Vietnam: Evidence of War

Walter Cronkite
Walter Cronkite reporting in Vietnam, Dolph Briscoe Center for American History

April 1-July 31
Temporary Exhibit Gallery, Third Floor, LBJ Presidential Library
Curated by the Briscoe Center for American History

Vietnam: Evidence of War showcases the rich archival resources available at The University of Texas at Austin's Briscoe Center for American History and explores one of the most complicated, contested, and painful wars in our nation's past.

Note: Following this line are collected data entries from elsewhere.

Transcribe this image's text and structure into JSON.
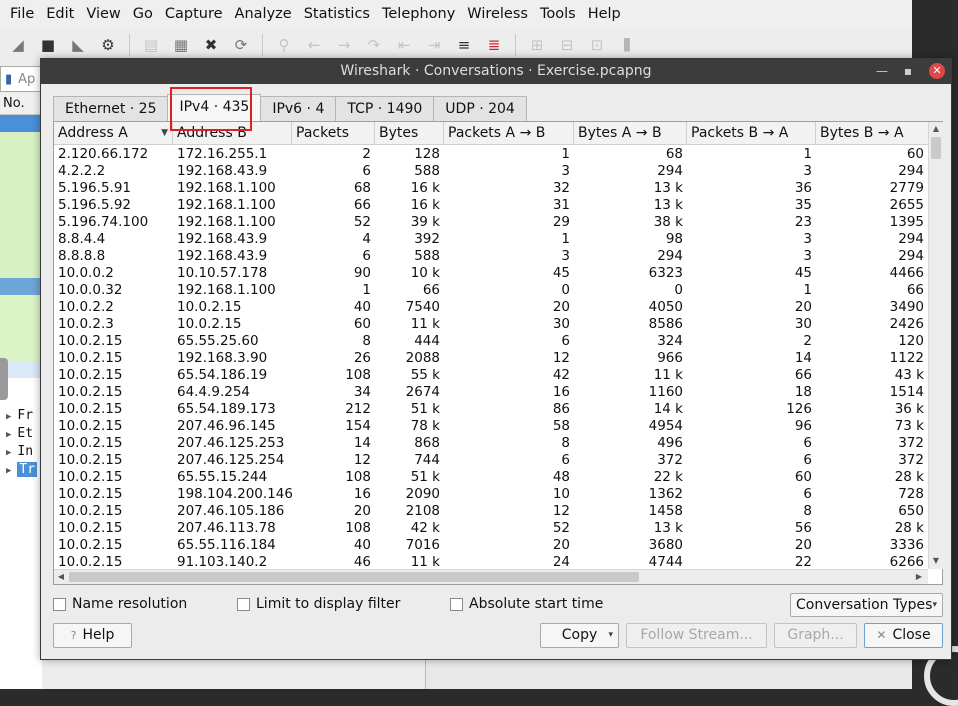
{
  "main_window": {
    "menu": [
      "File",
      "Edit",
      "View",
      "Go",
      "Capture",
      "Analyze",
      "Statistics",
      "Telephony",
      "Wireless",
      "Tools",
      "Help"
    ],
    "filter_text": "Ap",
    "packet_list_column": "No.",
    "detail_rows": [
      "Fr",
      "Et",
      "In",
      "Tr"
    ]
  },
  "dialog": {
    "title": "Wireshark · Conversations · Exercise.pcapng",
    "tabs": [
      "Ethernet · 25",
      "IPv4 · 435",
      "IPv6 · 4",
      "TCP · 1490",
      "UDP · 204"
    ],
    "active_tab": "IPv4 · 435",
    "columns": [
      "Address A",
      "Address B",
      "Packets",
      "Bytes",
      "Packets A → B",
      "Bytes A → B",
      "Packets B → A",
      "Bytes B → A"
    ],
    "rows": [
      [
        "2.120.66.172",
        "172.16.255.1",
        "2",
        "128",
        "1",
        "68",
        "1",
        "60"
      ],
      [
        "4.2.2.2",
        "192.168.43.9",
        "6",
        "588",
        "3",
        "294",
        "3",
        "294"
      ],
      [
        "5.196.5.91",
        "192.168.1.100",
        "68",
        "16 k",
        "32",
        "13 k",
        "36",
        "2779"
      ],
      [
        "5.196.5.92",
        "192.168.1.100",
        "66",
        "16 k",
        "31",
        "13 k",
        "35",
        "2655"
      ],
      [
        "5.196.74.100",
        "192.168.1.100",
        "52",
        "39 k",
        "29",
        "38 k",
        "23",
        "1395"
      ],
      [
        "8.8.4.4",
        "192.168.43.9",
        "4",
        "392",
        "1",
        "98",
        "3",
        "294"
      ],
      [
        "8.8.8.8",
        "192.168.43.9",
        "6",
        "588",
        "3",
        "294",
        "3",
        "294"
      ],
      [
        "10.0.0.2",
        "10.10.57.178",
        "90",
        "10 k",
        "45",
        "6323",
        "45",
        "4466"
      ],
      [
        "10.0.0.32",
        "192.168.1.100",
        "1",
        "66",
        "0",
        "0",
        "1",
        "66"
      ],
      [
        "10.0.2.2",
        "10.0.2.15",
        "40",
        "7540",
        "20",
        "4050",
        "20",
        "3490"
      ],
      [
        "10.0.2.3",
        "10.0.2.15",
        "60",
        "11 k",
        "30",
        "8586",
        "30",
        "2426"
      ],
      [
        "10.0.2.15",
        "65.55.25.60",
        "8",
        "444",
        "6",
        "324",
        "2",
        "120"
      ],
      [
        "10.0.2.15",
        "192.168.3.90",
        "26",
        "2088",
        "12",
        "966",
        "14",
        "1122"
      ],
      [
        "10.0.2.15",
        "65.54.186.19",
        "108",
        "55 k",
        "42",
        "11 k",
        "66",
        "43 k"
      ],
      [
        "10.0.2.15",
        "64.4.9.254",
        "34",
        "2674",
        "16",
        "1160",
        "18",
        "1514"
      ],
      [
        "10.0.2.15",
        "65.54.189.173",
        "212",
        "51 k",
        "86",
        "14 k",
        "126",
        "36 k"
      ],
      [
        "10.0.2.15",
        "207.46.96.145",
        "154",
        "78 k",
        "58",
        "4954",
        "96",
        "73 k"
      ],
      [
        "10.0.2.15",
        "207.46.125.253",
        "14",
        "868",
        "8",
        "496",
        "6",
        "372"
      ],
      [
        "10.0.2.15",
        "207.46.125.254",
        "12",
        "744",
        "6",
        "372",
        "6",
        "372"
      ],
      [
        "10.0.2.15",
        "65.55.15.244",
        "108",
        "51 k",
        "48",
        "22 k",
        "60",
        "28 k"
      ],
      [
        "10.0.2.15",
        "198.104.200.146",
        "16",
        "2090",
        "10",
        "1362",
        "6",
        "728"
      ],
      [
        "10.0.2.15",
        "207.46.105.186",
        "20",
        "2108",
        "12",
        "1458",
        "8",
        "650"
      ],
      [
        "10.0.2.15",
        "207.46.113.78",
        "108",
        "42 k",
        "52",
        "13 k",
        "56",
        "28 k"
      ],
      [
        "10.0.2.15",
        "65.55.116.184",
        "40",
        "7016",
        "20",
        "3680",
        "20",
        "3336"
      ],
      [
        "10.0.2.15",
        "91.103.140.2",
        "46",
        "11 k",
        "24",
        "4744",
        "22",
        "6266"
      ]
    ],
    "options": {
      "name_resolution": "Name resolution",
      "limit_filter": "Limit to display filter",
      "absolute_time": "Absolute start time",
      "conv_types": "Conversation Types"
    },
    "buttons": {
      "help": "Help",
      "copy": "Copy",
      "follow": "Follow Stream...",
      "graph": "Graph...",
      "close": "Close"
    }
  },
  "colors": {
    "highlight_box": "#e02020",
    "selection": "#4a90d9",
    "packet_green": "#d6f2c2"
  }
}
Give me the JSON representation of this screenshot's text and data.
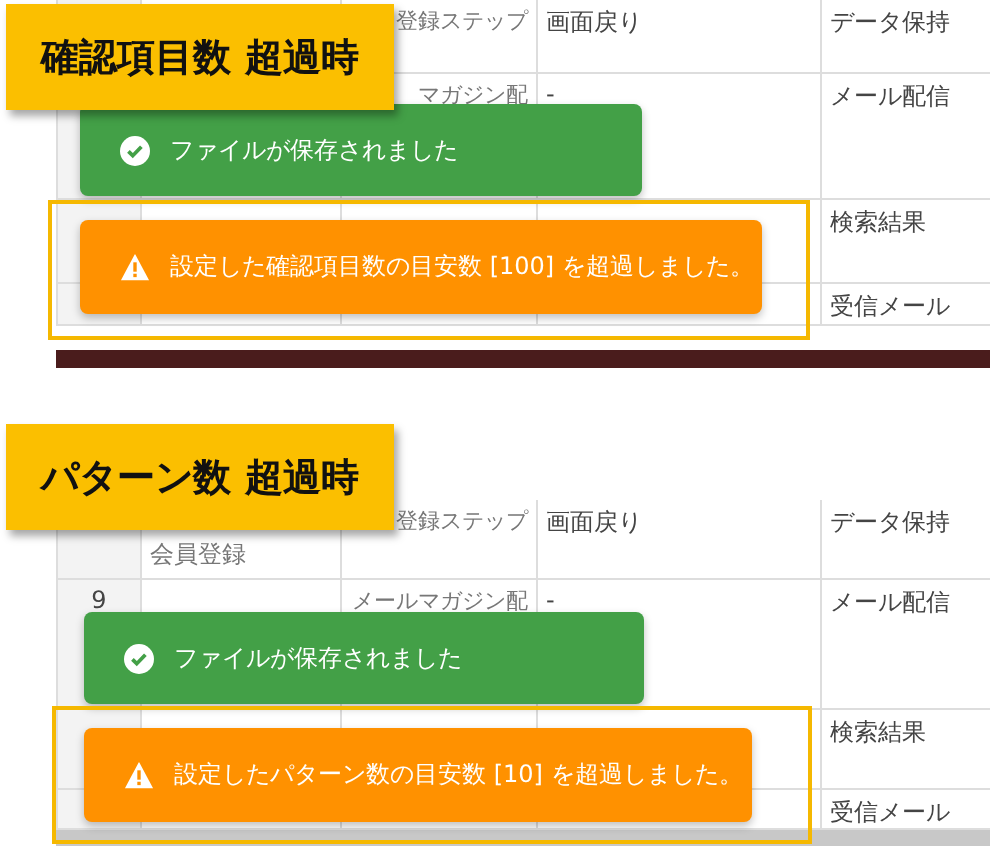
{
  "panels": [
    {
      "title": "確認項目数 超過時",
      "bottom": {
        "kind": "dark"
      },
      "rows": [
        {
          "column_3": "登録ステップ",
          "column_4": "画面戻り",
          "column_5": "データ保持"
        },
        {
          "column_3": "マガジン配",
          "column_4": "-",
          "column_5": "メール配信"
        },
        {
          "column_5": "検索結果"
        },
        {
          "column_5": "受信メール"
        }
      ],
      "toasts": [
        {
          "kind": "success",
          "text": "ファイルが保存されました"
        },
        {
          "kind": "warning",
          "text": "設定した確認項目数の目安数 [100] を超過しました。",
          "highlighted": true
        }
      ]
    },
    {
      "title": "パターン数 超過時",
      "bottom": {
        "kind": "scrollbar"
      },
      "rows": [
        {
          "column_2": "会員登録",
          "column_3": "登録ステップ",
          "column_4": "画面戻り",
          "column_5": "データ保持"
        },
        {
          "column_1": "9",
          "column_3": "メールマガジン配",
          "column_4": "-",
          "column_5": "メール配信"
        },
        {
          "column_5": "検索結果"
        },
        {
          "column_5": "受信メール"
        }
      ],
      "toasts": [
        {
          "kind": "success",
          "text": "ファイルが保存されました"
        },
        {
          "kind": "warning",
          "text": "設定したパターン数の目安数 [10] を超過しました。",
          "highlighted": true
        }
      ]
    }
  ]
}
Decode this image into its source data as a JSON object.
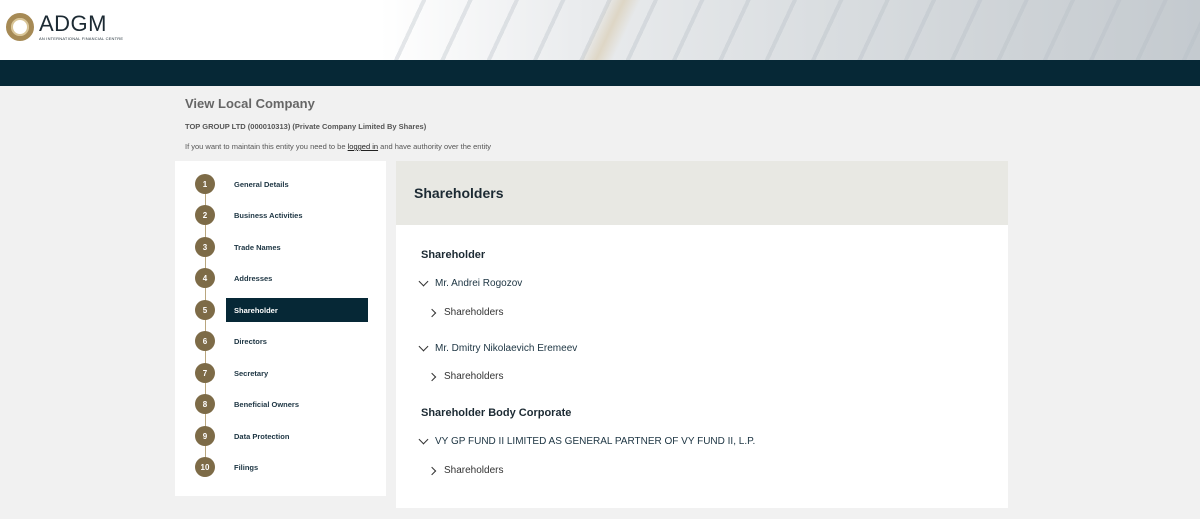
{
  "brand": {
    "name": "ADGM",
    "tagline": "AN INTERNATIONAL FINANCIAL CENTRE"
  },
  "page": {
    "title": "View Local Company",
    "entity": "TOP GROUP LTD (000010313) (Private Company Limited By Shares)",
    "notice_prefix": "If you want to maintain this entity you need to be",
    "notice_link": "logged in",
    "notice_suffix": "and have authority over the entity"
  },
  "steps": [
    {
      "num": "1",
      "label": "General Details"
    },
    {
      "num": "2",
      "label": "Business Activities"
    },
    {
      "num": "3",
      "label": "Trade Names"
    },
    {
      "num": "4",
      "label": "Addresses"
    },
    {
      "num": "5",
      "label": "Shareholder"
    },
    {
      "num": "6",
      "label": "Directors"
    },
    {
      "num": "7",
      "label": "Secretary"
    },
    {
      "num": "8",
      "label": "Beneficial Owners"
    },
    {
      "num": "9",
      "label": "Data Protection"
    },
    {
      "num": "10",
      "label": "Filings"
    }
  ],
  "active_step": 5,
  "main": {
    "title": "Shareholders",
    "sections": [
      {
        "title": "Shareholder",
        "entries": [
          {
            "name": "Mr. Andrei Rogozov",
            "sub": "Shareholders"
          },
          {
            "name": "Mr. Dmitry Nikolaevich Eremeev",
            "sub": "Shareholders"
          }
        ]
      },
      {
        "title": "Shareholder Body Corporate",
        "entries": [
          {
            "name": "VY GP FUND II LIMITED AS GENERAL PARTNER OF VY FUND II, L.P.",
            "sub": "Shareholders"
          }
        ]
      }
    ]
  },
  "colors": {
    "navy": "#062836",
    "gold": "#7d6b47",
    "panel_header": "#e8e8e3"
  }
}
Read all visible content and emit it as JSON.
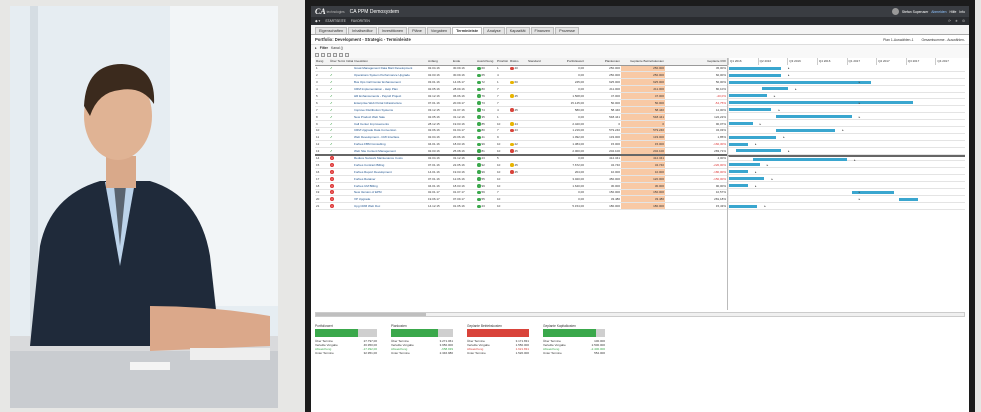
{
  "app": {
    "brand_logo": "CA",
    "brand_sub": "technologies",
    "title": "CA PPM Demosystem",
    "user_name": "Stefan Superuser",
    "user_links": [
      "Abmelden",
      "Hilfe",
      "Info"
    ]
  },
  "nav": {
    "items": [
      "STARTSEITE",
      "FAVORITEN"
    ],
    "right_icons": [
      "refresh-icon",
      "star-icon",
      "gear-icon"
    ]
  },
  "tabs": [
    {
      "label": "Eigenschaften",
      "active": false
    },
    {
      "label": "Inhaltsedltor",
      "active": false
    },
    {
      "label": "Investitionen",
      "active": false
    },
    {
      "label": "Pläne",
      "active": false
    },
    {
      "label": "Vorgaben",
      "active": false
    },
    {
      "label": "Terminleiste",
      "active": true
    },
    {
      "label": "Analyse",
      "active": false
    },
    {
      "label": "Kapazität",
      "active": false
    },
    {
      "label": "Finanzen",
      "active": false
    },
    {
      "label": "Prozesse",
      "active": false
    }
  ],
  "crumb": "Portfolio: Development - Strategic - Terminleiste",
  "crumb_right": [
    "Plan 1-Auswählen-1",
    "Gesamtsumme - Auswählen-"
  ],
  "filter": {
    "label": "Filter",
    "value": "Kanal ()"
  },
  "columns": [
    "Rang",
    "Über Termine",
    "Initiative",
    "Investition",
    "Anfang",
    "Ende",
    "Ausrichtung",
    "Priorität",
    "Risiko",
    "Standard",
    "Portfoliowert",
    "Plankosten",
    "Geplante Betriebskosten",
    "Geplante ROI"
  ],
  "timeline": [
    "Q1 2016",
    "Q2 2016",
    "Q3 2016",
    "Q4 2016",
    "Q1 2017",
    "Q2 2017",
    "Q3 2017",
    "Q4 2017"
  ],
  "rows": [
    {
      "rank": "1",
      "ok": true,
      "name": "Great Management Data Mart Development",
      "start": "02.04.16",
      "end": "30.09.16",
      "align": "60",
      "prio": "1",
      "risk": "40",
      "std": "",
      "pv": "0,00",
      "pk": "250.000",
      "pb": "250.000",
      "roi": "45,00%",
      "bs": 0.0,
      "be": 0.22
    },
    {
      "rank": "2",
      "ok": true,
      "name": "Operations System Performance Upgrade",
      "start": "02.03.16",
      "end": "30.09.16",
      "align": "65",
      "prio": "4",
      "risk": "",
      "std": "",
      "pv": "0,00",
      "pk": "250.000",
      "pb": "250.000",
      "roi": "60,00%",
      "bs": 0.0,
      "be": 0.22
    },
    {
      "rank": "3",
      "ok": true,
      "name": "Bus Ops Call Center Enhancement",
      "start": "03.01.16",
      "end": "14.06.17",
      "align": "72",
      "prio": "1",
      "risk": "60",
      "std": "",
      "pv": "245,00",
      "pk": "625.000",
      "pb": "625.000",
      "roi": "50,00%",
      "bs": 0.0,
      "be": 0.6
    },
    {
      "rank": "4",
      "ok": true,
      "name": "CRM Implementation - Help Plan",
      "start": "02.05.16",
      "end": "28.09.16",
      "align": "80",
      "prio": "7",
      "risk": "",
      "std": "",
      "pv": "0,00",
      "pk": "211.000",
      "pb": "211.000",
      "roi": "80,10%",
      "bs": 0.14,
      "be": 0.25
    },
    {
      "rank": "5",
      "ok": true,
      "name": "HR Enhancements - Payroll Project",
      "start": "02.12.16",
      "end": "06.06.16",
      "align": "76",
      "prio": "7",
      "risk": "45",
      "std": "",
      "pv": "1.508,00",
      "pk": "47.000",
      "pb": "47.000",
      "roi": "-20,0%",
      "bs": 0.0,
      "be": 0.16
    },
    {
      "rank": "6",
      "ok": true,
      "name": "Enterprise Web Portal Infrastructure",
      "start": "07.01.16",
      "end": "20.09.17",
      "align": "73",
      "prio": "7",
      "risk": "",
      "std": "",
      "pv": "15.145,00",
      "pk": "50.000",
      "pb": "50.000",
      "roi": "-54,75%",
      "bs": 0.0,
      "be": 0.78
    },
    {
      "rank": "7",
      "ok": true,
      "name": "Improve Distribution Systems",
      "start": "03.12.15",
      "end": "31.07.16",
      "align": "74",
      "prio": "4",
      "risk": "45",
      "std": "",
      "pv": "580,00",
      "pk": "58.440",
      "pb": "58.440",
      "roi": "12,00%",
      "bs": 0.0,
      "be": 0.18
    },
    {
      "rank": "8",
      "ok": true,
      "name": "New Product Web Sale",
      "start": "02.05.16",
      "end": "31.12.16",
      "align": "35",
      "prio": "1",
      "risk": "",
      "std": "",
      "pv": "0,00",
      "pk": "548.441",
      "pb": "548.441",
      "roi": "122,22%",
      "bs": 0.2,
      "be": 0.52
    },
    {
      "rank": "9",
      "ok": true,
      "name": "Call Center Improvements",
      "start": "28.12.15",
      "end": "19.03.16",
      "align": "85",
      "prio": "10",
      "risk": "44",
      "std": "",
      "pv": "2.420,00",
      "pk": "0",
      "pb": "0",
      "roi": "90,07%",
      "bs": 0.0,
      "be": 0.1
    },
    {
      "rank": "10",
      "ok": true,
      "name": "CRM Upgrade Data Conversion",
      "start": "02.06.16",
      "end": "01.04.17",
      "align": "80",
      "prio": "7",
      "risk": "43",
      "std": "",
      "pv": "1.219,00",
      "pk": "579.240",
      "pb": "579.240",
      "roi": "34,03%",
      "bs": 0.2,
      "be": 0.45
    },
    {
      "rank": "11",
      "ok": true,
      "name": "Web Development - CMI Interface",
      "start": "02.04.16",
      "end": "20.06.16",
      "align": "41",
      "prio": "9",
      "risk": "",
      "std": "",
      "pv": "1.092,00",
      "pk": "133.000",
      "pb": "133.000",
      "roi": "1,85%",
      "bs": 0.0,
      "be": 0.2
    },
    {
      "rank": "12",
      "ok": true,
      "name": "Forbes FBM Consulting",
      "start": "04.01.16",
      "end": "18.03.16",
      "align": "99",
      "prio": "10",
      "risk": "22",
      "std": "",
      "pv": "1.384,00",
      "pk": "15.000",
      "pb": "15.000",
      "roi": "-160,30%",
      "bs": 0.0,
      "be": 0.08
    },
    {
      "rank": "13",
      "ok": true,
      "name": "Web Site Content Management",
      "start": "02.03.16",
      "end": "25.08.16",
      "align": "81",
      "prio": "10",
      "risk": "45",
      "std": "",
      "pv": "2.000,00",
      "pk": "202.100",
      "pb": "202.100",
      "roi": "283,71%",
      "bs": 0.03,
      "be": 0.22
    },
    {
      "rank": "14",
      "ok": false,
      "name": "Reduce Network Maintenance Costs",
      "start": "02.04.16",
      "end": "31.12.16",
      "align": "23",
      "prio": "5",
      "risk": "",
      "std": "",
      "pv": "0,00",
      "pk": "412.341",
      "pb": "412.341",
      "roi": "4,00%",
      "bs": 0.1,
      "be": 0.5
    },
    {
      "rank": "15",
      "ok": false,
      "name": "Forbes Contract Billing",
      "start": "07.01.16",
      "end": "22.05.16",
      "align": "92",
      "prio": "10",
      "risk": "45",
      "std": "",
      "pv": "7.672,00",
      "pk": "34.740",
      "pb": "34.740",
      "roi": "-220,00%",
      "bs": 0.0,
      "be": 0.13
    },
    {
      "rank": "16",
      "ok": false,
      "name": "Forbes Report Development",
      "start": "14.01.16",
      "end": "19.03.16",
      "align": "99",
      "prio": "10",
      "risk": "45",
      "std": "",
      "pv": "204,00",
      "pk": "10.000",
      "pb": "10.000",
      "roi": "-180,00%",
      "bs": 0.0,
      "be": 0.08
    },
    {
      "rank": "17",
      "ok": false,
      "name": "Forbes Retainer",
      "start": "07.01.16",
      "end": "12.06.16",
      "align": "55",
      "prio": "10",
      "risk": "",
      "std": "",
      "pv": "3.020,00",
      "pk": "450.000",
      "pb": "120.000",
      "roi": "-150,00%",
      "bs": 0.0,
      "be": 0.15
    },
    {
      "rank": "18",
      "ok": false,
      "name": "Forbes UM Billing",
      "start": "04.01.16",
      "end": "18.03.16",
      "align": "99",
      "prio": "10",
      "risk": "",
      "std": "",
      "pv": "1.640,00",
      "pk": "30.000",
      "pb": "30.000",
      "roi": "90,00%",
      "bs": 0.0,
      "be": 0.08
    },
    {
      "rank": "19",
      "ok": false,
      "name": "New Version of EPM",
      "start": "02.01.17",
      "end": "01.07.17",
      "align": "59",
      "prio": "7",
      "risk": "",
      "std": "",
      "pv": "0,00",
      "pk": "150.000",
      "pb": "150.000",
      "roi": "10,57%",
      "bs": 0.52,
      "be": 0.7
    },
    {
      "rank": "20",
      "ok": false,
      "name": "VP Upgrade",
      "start": "19.06.17",
      "end": "07.09.17",
      "align": "55",
      "prio": "10",
      "risk": "",
      "std": "",
      "pv": "0,00",
      "pk": "33.480",
      "pb": "33.480",
      "roi": "281,18%",
      "bs": 0.72,
      "be": 0.8
    },
    {
      "rank": "21",
      "ok": false,
      "name": "Upg CRM Web Doc",
      "start": "14.12.15",
      "end": "01.05.16",
      "align": "23",
      "prio": "10",
      "risk": "",
      "std": "",
      "pv": "5.154,00",
      "pk": "180.000",
      "pb": "180.000",
      "roi": "15,43%",
      "bs": 0.0,
      "be": 0.12
    }
  ],
  "summary": [
    {
      "title": "Portfoliowert",
      "bar_green": 0.7,
      "bar_red": 0,
      "lines": [
        [
          "Über Termine",
          "27.797,00"
        ],
        [
          "Verteilte Vorgabe",
          "46.950,00"
        ],
        [
          "Abweichung",
          "-17.392,00"
        ],
        [
          "Unter Termine",
          "32.951,00"
        ]
      ]
    },
    {
      "title": "Plankosten",
      "bar_green": 0.75,
      "bar_red": 0,
      "lines": [
        [
          "Über Termine",
          "3.271.061"
        ],
        [
          "Verteilte Vorgabe",
          "3.950.000"
        ],
        [
          "Abweichung",
          "-658.939"
        ],
        [
          "Unter Termine",
          "2.346.980"
        ]
      ]
    },
    {
      "title": "Geplante Betriebskosten",
      "bar_green": 0,
      "bar_red": 1.0,
      "lines": [
        [
          "Über Termine",
          "3.171.831"
        ],
        [
          "Verteilte Vorgabe",
          "1.550.000"
        ],
        [
          "Abweichung",
          "1.621.831"
        ],
        [
          "Unter Termine",
          "1.520.000"
        ]
      ]
    },
    {
      "title": "Geplante Kapitalkosten",
      "bar_green": 0.85,
      "bar_red": 0,
      "lines": [
        [
          "Über Termine",
          "100.000"
        ],
        [
          "Verteilte Vorgabe",
          "2.500.000"
        ],
        [
          "Abweichung",
          "-2.400.000"
        ],
        [
          "Unter Termine",
          "552.000"
        ]
      ]
    }
  ],
  "colors": {
    "bar": "#3aa6cf",
    "peach": "#f8c9a5",
    "green": "#3aa84b",
    "red": "#d9433a"
  }
}
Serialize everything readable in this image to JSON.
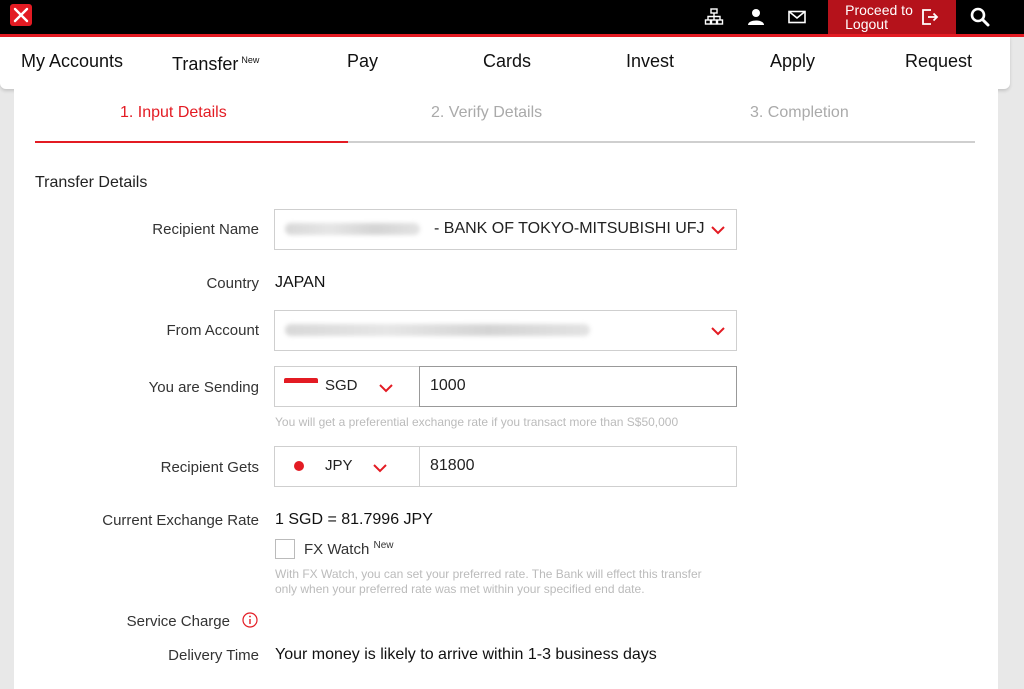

The exhibit presents a mosaic of materials that speak to how the Vietnam War and its legacy were experienced. Evidence of War reflects an impressive array of unique sources for exploring the viewpoints of soldiers and veterans, politicians and constituents, reporters and photojournalists, advocates and protesters. The exhibit also displays valuable sources for research on how the war was reflected in art, music, and popular culture. Drawn from the extensive materials housed in the Briscoe Center's archival collections, Vietnam: Evidence of War includes original photographs, artifacts, letters, publications, posters, oral history interviews, and more, many of which have never before been exhibited.

Exhibit highlights:

  • Iconic Pulitzer Prize–winning images that impacted public opinion by graphically capturing the tragedy of the war, including Eddie Adams’s "Saigon Execution," (1969) Nick Ut's "Terror of War" (1973), and a photograph of a lone GI from David Hume Kennerly's Vietnam portfolio (1972).
  • Archival material from the papers of renowned journalists Morley Safer and Walter Cronkite, whose reporting from the frontlines in Cam Ne and Hue, respectively, brought the war into the living rooms of the American public.
  • Medal of Honor that belonged to Army Master Sgt. Roy Benavidez

Note: Photography or video recording within the exhibit is prohibited.